C’est le père des causes perdues. Originaire de Saint-Quentin, Morain Crew est l’archétype de l’artiste maudit, celui qui a traversé les tempêtes avec pour seul repère le rap, son unique astre pour continuer à avancer. À l’image de nombreux rappeurs de sa génération, il puise ses influences chez les gardiens du temple des années 90, tels que NTM ou IAM. Après une parenthèse dans sa carrière, il revient micro en main, marqué par la perte d’un être cher dans des circonstances douloureuses.
Comme à l’accoutumée, il choisit le micro comme exutoire, entouré de sa petite équipe et notamment de DJ Fabio.

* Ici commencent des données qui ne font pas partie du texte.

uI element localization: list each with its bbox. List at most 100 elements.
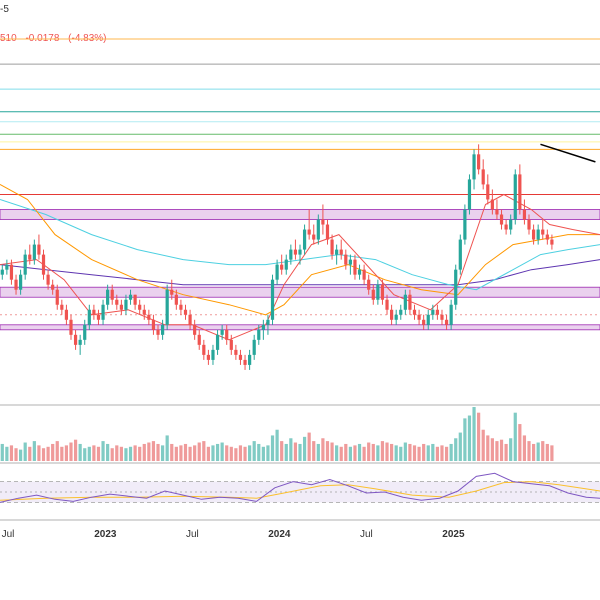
volume-bar (0, 443, 4, 461)
volume-bar (87, 446, 91, 461)
candle (399, 304, 403, 320)
candle (444, 314, 449, 330)
candle-body (133, 294, 137, 305)
volume-bar (115, 445, 119, 461)
volume-bar (37, 445, 41, 461)
candle (412, 304, 417, 320)
rsi-line (0, 472, 600, 503)
volume-bar (472, 407, 476, 461)
volume-bar (78, 443, 82, 461)
volume-bar (9, 445, 14, 461)
volume-bar (238, 445, 243, 461)
volume-bar (60, 446, 64, 461)
candle (69, 314, 73, 340)
volume-bar (261, 446, 265, 461)
candle (128, 289, 133, 305)
candle-body (371, 289, 375, 300)
candle-body (403, 294, 407, 310)
candle-body (252, 339, 256, 355)
candle (124, 294, 128, 315)
volume-bar (527, 441, 531, 461)
candle-body (522, 209, 527, 220)
candle-body (124, 299, 128, 310)
candle-body (454, 269, 458, 305)
candle (14, 274, 18, 295)
candle-body (408, 294, 412, 310)
candle (302, 224, 307, 255)
candlesticks (0, 144, 554, 370)
candle-body (28, 254, 32, 260)
candle-body (399, 309, 403, 315)
candle-body (531, 229, 536, 240)
candle (225, 324, 229, 345)
candle-body (280, 264, 284, 270)
price-change-percent: (-4.83%) (68, 33, 107, 44)
candle-body (243, 359, 247, 365)
candle (371, 284, 375, 305)
volume-bar (353, 445, 357, 461)
candle (215, 329, 220, 355)
candle (330, 234, 334, 260)
candle (357, 264, 362, 280)
candle (289, 244, 293, 265)
x-tick-label: 2025 (442, 529, 465, 540)
volume-bar (467, 415, 472, 461)
candle (550, 234, 554, 250)
trendline-group[interactable] (540, 143, 596, 163)
ma-long-line (0, 259, 600, 286)
candle (160, 319, 165, 340)
candle (545, 229, 549, 245)
volume-bar (325, 441, 330, 461)
candle-body (60, 304, 64, 310)
candle (426, 309, 430, 330)
volume-bar (211, 445, 215, 461)
volume-bar (28, 446, 32, 461)
volume-bar (440, 445, 444, 461)
candle (151, 314, 156, 335)
volume-bar (316, 443, 320, 461)
candle (32, 239, 36, 265)
candle-body (248, 354, 252, 365)
candle (142, 304, 146, 320)
volume-bar (550, 445, 554, 461)
volume-bar (14, 448, 18, 461)
candle-body (490, 199, 494, 210)
candle (518, 164, 522, 215)
candle (431, 304, 435, 320)
candle (220, 324, 224, 340)
candle (312, 224, 316, 245)
candle-body (426, 314, 430, 325)
candle-body (225, 329, 229, 340)
candle-body (444, 319, 449, 325)
volume-bar (229, 446, 233, 461)
volume-bar (399, 446, 403, 461)
symbol-label: -5 (0, 4, 9, 15)
candle (472, 149, 476, 190)
candle (270, 274, 275, 325)
volume-bar (330, 442, 334, 461)
candle-body (266, 319, 270, 325)
price-change-readout: 510 -0.0178 (-4.83%) (0, 33, 113, 44)
volume-bar (449, 443, 453, 461)
candle-body (385, 299, 389, 310)
volume-bar (481, 429, 485, 461)
volume-bar (142, 443, 146, 461)
candle-body (344, 254, 348, 265)
candle-body (46, 274, 50, 285)
volume-bar (110, 448, 114, 461)
ma-mid-line (0, 183, 600, 316)
volume-bar (73, 439, 78, 461)
candle (51, 279, 55, 295)
candle-body (472, 154, 476, 180)
candle-body (527, 219, 531, 230)
candle (156, 324, 160, 340)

Le destin frappera pourtant ce dernier à son tour. Morain Crew reprend alors la plume et compose « SOS Papa abîmé ». Dans une société où, à juste titre, les droits des femmes occupent une place croissante dans l’actualité, on oublie parfois qu’un père seul, privé de ses enfants, peut lui aussi s’effondrer. À contre-courant total, ce titre résonne comme un cri retenu, un message adressé à tous ces pères qui n’ont plus la chance de voir leurs enfants.
Le grand sage franco-congolais disait : « N’indignez-vous pas seulement pour vous-même, mais indignez-vous aussi pour les autres. » Une phrase qui trouve ici tout son sens.
Dans un contexte géopolitique international digne d’un univers de DC Comics — beaucoup de Lex Luthor, aucun Batman — l’artiste, et c’est suffisamment rare pour être souligné, ose dénoncer les banalités toxiques que l’on nous sert en boucle : l’indifférence générale, la frénésie collective qui nous pousse à avancer sans jamais regarder derrière nous, là où s’effondrent ceux qu’on ne prend plus le temps de voir.
La composition instrumentale est, comme souvent, signée du jeune Lucas, membre essentiel de l’équipe de Morain Crew — qui, par ailleurs, a finalement connu une issue plus douce à ses propres tourments. L’artiste traverse les injustices qu’il a pu observer, et il faut reconnaître qu’aujourd’hui, les exemples ne manquent pas. Moins « hardcore » que le Hardcore de Kery James, moins acerbe que L’Odeur de l’essence d’Orelsan, il offre un point de vue supplémentaire sur une actualité qui déborde d’angles morts, fidèle à sa vocation de défenseur des causes oubliées.
Le visuel, pensé comme un moment de communion, adopte l’esthétique d’un clip fait maison, tourné avec les moyens du bord. Aucun billet, aucune vixen exhibée : seulement quelques instants suspendus, où l’on prend le temps de respirer avant de replonger dans notre Matrice, si chère et si oppressante à la fois.